Faculty job application season is building. If you’re applying for jobs, how much time are you going to invest into the process, and how many applications will you be sending out?
The process can be a lot of work. Last year, Jeremy Yoder made an infographic showing what it took for him to land his current position up the road at Cal State Northridge, which involved 112 applications over the course of two years. Here are some unordered thoughts about how you might increase yield relative to effort.
-Before you go about this whole process, develop an idea of your priorities and what you want, and what you’re willing to accept. Are there dealbreakers when it comes to geography or institution type?
-Are you applying to some jobs with the idea that they’d be “starter” faculty jobs? This strategy sometimes doesn’t turn out so well. It’s totally fine to change jobs of course, but applying to a job with the notion that you’ll be unhappy if you fail to trade “up” can be a bad idea.
-If you’re not sure about the kind of institution that you might want to work in, put in some effort to figure this out before you start applying for jobs. Ideally this means that you learn about the jobs that you might think you don’t want, as well as the ones you think you want. Because you don’t want to miss out on applying for jobs that could be great for you.
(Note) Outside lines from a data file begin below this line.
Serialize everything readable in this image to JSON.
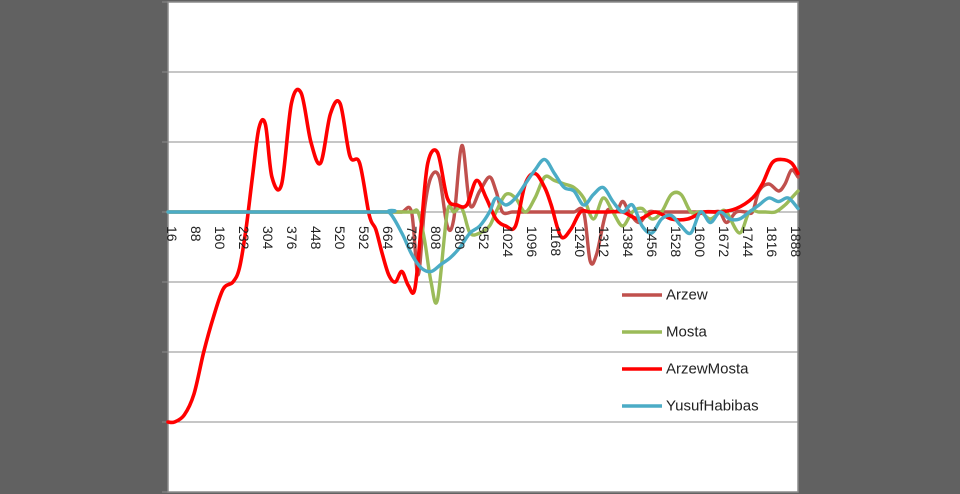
{
  "chart_data": {
    "type": "line",
    "title": "",
    "xlabel": "",
    "ylabel": "",
    "x_ticks": [
      "16",
      "88",
      "160",
      "232",
      "304",
      "376",
      "448",
      "520",
      "592",
      "664",
      "736",
      "808",
      "880",
      "952",
      "1024",
      "1096",
      "1168",
      "1240",
      "1312",
      "1384",
      "1456",
      "1528",
      "1600",
      "1672",
      "1744",
      "1816",
      "1888"
    ],
    "xlim": [
      0,
      1940
    ],
    "ylim": [
      -4,
      3
    ],
    "y_gridlines": [
      -4,
      -3,
      -2,
      -1,
      0,
      1,
      2,
      3
    ],
    "y_tick_labels": "none",
    "grid": true,
    "legend_position": "right",
    "colors": {
      "background": "#616161",
      "plot_area": "#ffffff",
      "gridline": "#8c8c8c",
      "axis": "#8c8c8c"
    },
    "series": [
      {
        "name": "Arzew",
        "color": "#c0504d",
        "x": [
          0,
          640,
          680,
          720,
          750,
          770,
          790,
          810,
          835,
          860,
          880,
          905,
          930,
          960,
          990,
          1010,
          1030,
          1060,
          1090,
          1110,
          1140,
          1160,
          1190,
          1220,
          1250,
          1280,
          1300,
          1320,
          1350,
          1380,
          1400,
          1420,
          1450,
          1480,
          1500,
          1520,
          1550,
          1580,
          1600,
          1620,
          1650,
          1680,
          1700,
          1720,
          1750,
          1780,
          1800,
          1820,
          1850,
          1880,
          1900,
          1920,
          1940
        ],
        "y": [
          0,
          0,
          0,
          0,
          0,
          -0.9,
          0.05,
          0.5,
          0.5,
          -0.2,
          -0.1,
          0.95,
          0.1,
          0.3,
          0.5,
          0.3,
          0,
          0,
          0,
          0,
          0,
          0,
          0,
          0,
          0,
          0,
          -0.7,
          -0.6,
          0,
          0,
          0.15,
          0,
          -0.15,
          0,
          0,
          0,
          0,
          0,
          0,
          0,
          0,
          0,
          0,
          -0.15,
          0,
          0,
          0,
          0.3,
          0.4,
          0.3,
          0.4,
          0.6,
          0.5
        ]
      },
      {
        "name": "Mosta",
        "color": "#9bbb59",
        "x": [
          0,
          700,
          750,
          770,
          790,
          810,
          830,
          860,
          880,
          905,
          930,
          960,
          990,
          1010,
          1040,
          1070,
          1100,
          1130,
          1160,
          1190,
          1220,
          1250,
          1280,
          1310,
          1340,
          1370,
          1400,
          1430,
          1460,
          1490,
          1520,
          1550,
          1580,
          1610,
          1640,
          1670,
          1700,
          1720,
          1760,
          1790,
          1820,
          1840,
          1870,
          1900,
          1920,
          1940
        ],
        "y": [
          0,
          0,
          0,
          0,
          -0.4,
          -1.0,
          -1.25,
          0,
          0,
          0.05,
          -0.3,
          -0.3,
          -0.2,
          0,
          0.25,
          0.2,
          0,
          0.2,
          0.5,
          0.45,
          0.4,
          0.35,
          0.2,
          -0.1,
          0.2,
          0,
          -0.2,
          0,
          0.05,
          -0.1,
          0,
          0.25,
          0.25,
          0,
          0,
          -0.1,
          0,
          0,
          -0.3,
          0,
          0,
          0,
          0,
          0.1,
          0.2,
          0.3
        ]
      },
      {
        "name": "ArzewMosta",
        "color": "#ff0000",
        "x": [
          0,
          20,
          50,
          80,
          110,
          140,
          170,
          200,
          220,
          240,
          260,
          280,
          300,
          320,
          350,
          380,
          410,
          440,
          470,
          500,
          530,
          560,
          590,
          620,
          640,
          660,
          680,
          700,
          720,
          740,
          760,
          780,
          800,
          830,
          860,
          890,
          920,
          950,
          980,
          1010,
          1040,
          1070,
          1100,
          1130,
          1160,
          1180,
          1210,
          1240,
          1270,
          1300,
          1350,
          1400,
          1450,
          1500,
          1550,
          1600,
          1650,
          1700,
          1750,
          1800,
          1830,
          1860,
          1890,
          1920,
          1940
        ],
        "y": [
          -3,
          -3,
          -2.9,
          -2.6,
          -2,
          -1.5,
          -1.1,
          -1,
          -0.8,
          -0.25,
          0.5,
          1.2,
          1.25,
          0.5,
          0.4,
          1.55,
          1.7,
          1.0,
          0.7,
          1.4,
          1.55,
          0.8,
          0.7,
          -0.05,
          -0.25,
          -0.6,
          -0.9,
          -1.0,
          -0.85,
          -1.05,
          -1.1,
          -0.2,
          0.7,
          0.85,
          0.2,
          0.1,
          0.1,
          0.45,
          0.2,
          -0.1,
          -0.2,
          -0.2,
          0.4,
          0.55,
          0.35,
          0.1,
          -0.35,
          -0.25,
          0,
          0,
          0,
          0,
          -0.1,
          0,
          -0.1,
          -0.1,
          0,
          0,
          0.05,
          0.2,
          0.4,
          0.7,
          0.75,
          0.7,
          0.55
        ]
      },
      {
        "name": "YusufHabibas",
        "color": "#4bacc6",
        "x": [
          0,
          640,
          680,
          720,
          750,
          780,
          810,
          840,
          870,
          900,
          930,
          960,
          990,
          1010,
          1040,
          1070,
          1100,
          1130,
          1160,
          1190,
          1220,
          1250,
          1280,
          1310,
          1340,
          1370,
          1400,
          1430,
          1460,
          1490,
          1520,
          1550,
          1580,
          1610,
          1640,
          1670,
          1700,
          1730,
          1760,
          1790,
          1820,
          1850,
          1880,
          1910,
          1940
        ],
        "y": [
          0,
          0,
          0,
          -0.3,
          -0.6,
          -0.8,
          -0.85,
          -0.75,
          -0.65,
          -0.5,
          -0.3,
          -0.2,
          0,
          0.2,
          0.1,
          0.2,
          0.4,
          0.6,
          0.75,
          0.55,
          0.35,
          0.3,
          0.1,
          0.25,
          0.35,
          0.15,
          0,
          0.1,
          -0.2,
          -0.3,
          -0.1,
          -0.05,
          -0.2,
          -0.3,
          0,
          -0.15,
          0,
          -0.1,
          -0.1,
          0,
          0.1,
          0.2,
          0.15,
          0.2,
          0.05
        ]
      }
    ]
  }
}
-Consider that some openings will get way more applications than others. Factors that will affect the number of applications include: 1) geographical favorability, 2) prestige, 3) teaching load, and 4) the breadth of the academic field. So an ad from a prestigious university on the coast with a low teaching load that isn’t picky about the speciality will generate a metric ton of applicants. On the other hand, a non-prestigious teaching-focused institution, in a remote area where nobody would ever consider vacationing, that wants a someone in a narrow specialty, will not attract many applicants. If you’re only applying to jobs that generate huge numbers of applicants, you’re limiting your chances. Believe it or not, there are some great tenure-track faculty jobs that generate a mere handful of applicants — and some of those applicants aren’t even qualified! I’m just sayin’, consider the odds.
-It’s only worth your while to apply if you’ve taken the time to read up about the institution and the department, and substantially customize your application to address the specific demands of a particular position. Sure, you can increase the number of jobs that you apply to by having a single set of materials, but you’ll be decreasing your yield. For example, if you’re applying for job in my department and you send us the same materials that could land you an interview a big research university, then I’m here to tell you it’s not even worth your time, because you wouldn’t even make the first cut. On the other hand, if you show how your research can fit our department and our students, that you know the courses in our catalog and which ones you can teach, and communicate an understanding of our university’s mission, then you probably will avoid the first cut.
-Having been a student at a liberal arts college gives you almost no insight into what it would be like to be a professor at a small liberal arts college. If anything, it might give you a mistaken notion. It would help to go visit some of these campuses as a peer of the faculty and ask them about their jobs — before you craft your application. You’ll learn so much about things that were entirely off your radar as an undergrad.
-This should seem obvious, but only apply for jobs if there’s a nonzero probability that you’ll accept the job. It’s okay to apply for a job with the notion that you might not want it — that’s what interviews are for! But if you are confident that you would never ever take the job (for whatever reason, including geography, religion, institution type), don’t apply. It’s not a good use of your time (or anybody else’s), if you apply with the notion that you’d get interview practice or to get an offer that you would solely intend to use for counteroffer leverage. This is not only sleazy and overmanipulative, but also the odds of this actually helping you in some way are pretty low.
-It’s not good that a lot of ads ask for letters of recommendation at the initial application phase, but please don’t let this limit how many applications you are doing. When we agreed to be your letter-writer, we knew what we were getting into. You don’t have to apologize for asking us to write so many letters. It’s our job.
-Don’t be too dissuaded by the speciality listed in a job ad. These job descriptions are often forged in compromise in a meeting among faculty and it’s quite possible the department isn’t entirely sure what it wants or needs, and won’t know until they are sifting through applications. (It’s also possible they have a highly specific set of needs, and won’t consider anybody else outside that set of needs, but it’s almost impossible to tell the difference based on the job ad.) So if you think you’re a good fit for a department in a lot of ways but you specialty is a bit off, go ahead and apply anyway. Sure, it might get tossed right away, but on the other hand, if it’s a job that you think you’d really like, well, then it might not be.
-Don’t be dissuaded by open rank positions. In the eyes of search committees, potential is very attractive, and open rank searches frequently end up with brand new Assistant Professors, who got the job over senior faculty. Senior faculty often apply for these jobs not because they want them, but because they’re looking for a raise or resources back at home. So these jobs often go to junior folks as a result.
-Getting it in before the deadline matters, but getting it in early doesn’t matter. Because most folks don’t really look at apps until they’re all in. (If you’ve missed the deadline, you could call the department admin assistant to see if it’s still worth your while.)